There are a lot of things that are not implemented or designed well that should be refactored and redesigned. I’m looking forward to implementing a different compiler in the (hopefully near) future and doing this little bit more right.
Future π
What I’d like to try to implement in some future compiler:
- Language features: structs, higher-order functions, proper constant-expression evaluation at compile time, modules & imports, providing some standard library.
- Compiler features & tooling:
- WASM as target code. I’d like to get faimiliar with WASM and the whole WASM ecosystem and the possibility of compiling some language for the web seems cool.
- Parse explicitly into AST to be able to write linters and formatters.
- DAP support for debugging.
- Incremental parsing. This is probably the most ambitious idea of all of these, but the whole concept of incremental parsing and doing local updates in the AST seems awesome.
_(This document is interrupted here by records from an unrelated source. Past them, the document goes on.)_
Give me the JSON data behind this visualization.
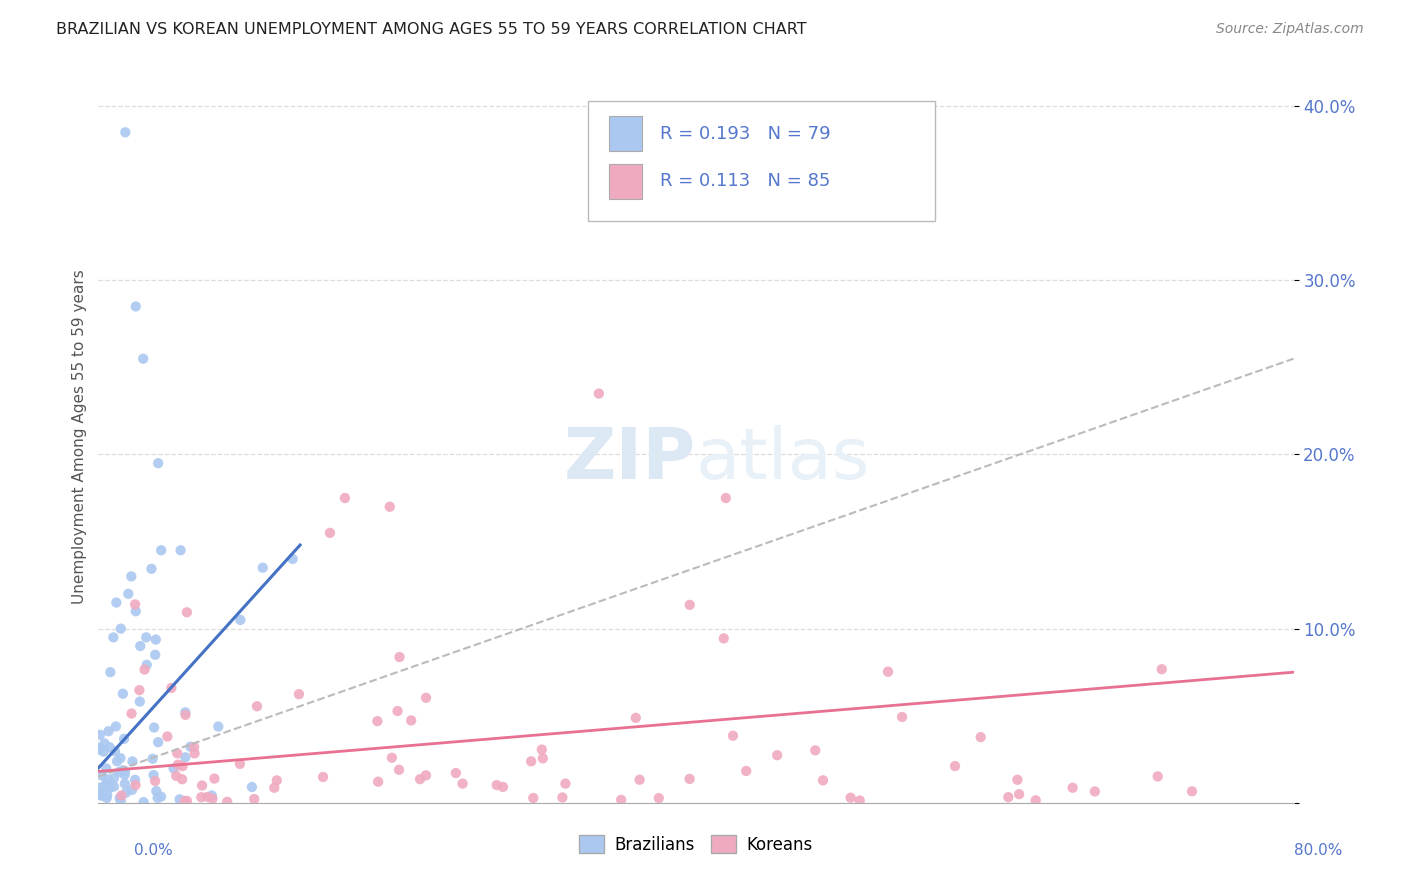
{
  "title": "BRAZILIAN VS KOREAN UNEMPLOYMENT AMONG AGES 55 TO 59 YEARS CORRELATION CHART",
  "source": "Source: ZipAtlas.com",
  "ylabel": "Unemployment Among Ages 55 to 59 years",
  "background_color": "#ffffff",
  "grid_color": "#dddddd",
  "brazil_scatter_color": "#aac8f0",
  "korea_scatter_color": "#f0aac0",
  "brazil_line_color": "#4472c4",
  "korea_line_color": "#e87090",
  "dashed_line_color": "#bbbbbb",
  "tick_label_color": "#5577cc",
  "ylabel_color": "#555555",
  "title_color": "#222222",
  "source_color": "#888888",
  "legend_R_brazil": "0.193",
  "legend_N_brazil": "79",
  "legend_R_korea": "0.113",
  "legend_N_korea": "85",
  "xlim": [
    0.0,
    0.8
  ],
  "ylim": [
    0.0,
    0.42
  ],
  "yticks": [
    0.0,
    0.1,
    0.2,
    0.3,
    0.4
  ],
  "ytick_labels": [
    "",
    "10.0%",
    "20.0%",
    "30.0%",
    "40.0%"
  ]
}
- SIMD during tokenization. I don’t think this is the right kind of optimization to start with since lexer is the most efficient unit of the compiler. I think much better optimization opportunities are in the design of the language itself to parse it easily, code generation, helper/internal data structures etc. I still find it very interesting to lex via SIMD tho.
In Closing π
I always thought that writing a compiler will make you a better programmer. Now that I’ve written one, do I feel that I’m a better programmer? I do not know. I do tend to think a lot more about compiler internals when programming, but usually not because I’m trying to make my code more efficient, but because I’m curious how particular feature of the language is implemented and how it works under the hood. Other than that, it has greatly expanded my horizons how things work and how some problems can be attacked.
Even though I expected this project to be demanding, I was surprised how much time I spent on it. Certainly, writing a compiler is complex process that won’t be finished in a week (or a month or two if you’ve got a full-time job, school to tend to and a life) Also, learning a new (low-level) language (with manual memory management!) along the way did not help :) With hindsight, I’m happy we’ve kept the language small, implemented only a handful of features and were not too ambitious. What’s funny is that before starting this project, I was not able to find many resources talking about single-pass compilers. Just few weeks before writing this post, vgel wrote this cool post about writing a single-pass compiler for subset of C in 500 lines of Python, supporting similar features as yatl has. yatlc has 5563 lines :)
Would I write the compiler in Zig again? Since I’ve done it once already and somewhat learned what Zig is about along the way (as was my secondary goal of this exercise), no, I would not. If I had all the time in the world and the motivation to squeeze every single drop of perfomence out of it, then maybe. Otherwise, I would write it either in Go (since I’m the most familiar with it), Rust (to learn the language) or some functional language (either Haskell or OCaml) to see what compiler development is like in purely functional environment (and to get hands-on experience with monadic parser combinators).
Overall I’m very happy that I’ve managed to finish the compiler and also rediscovered my fondness towards higher-level languages.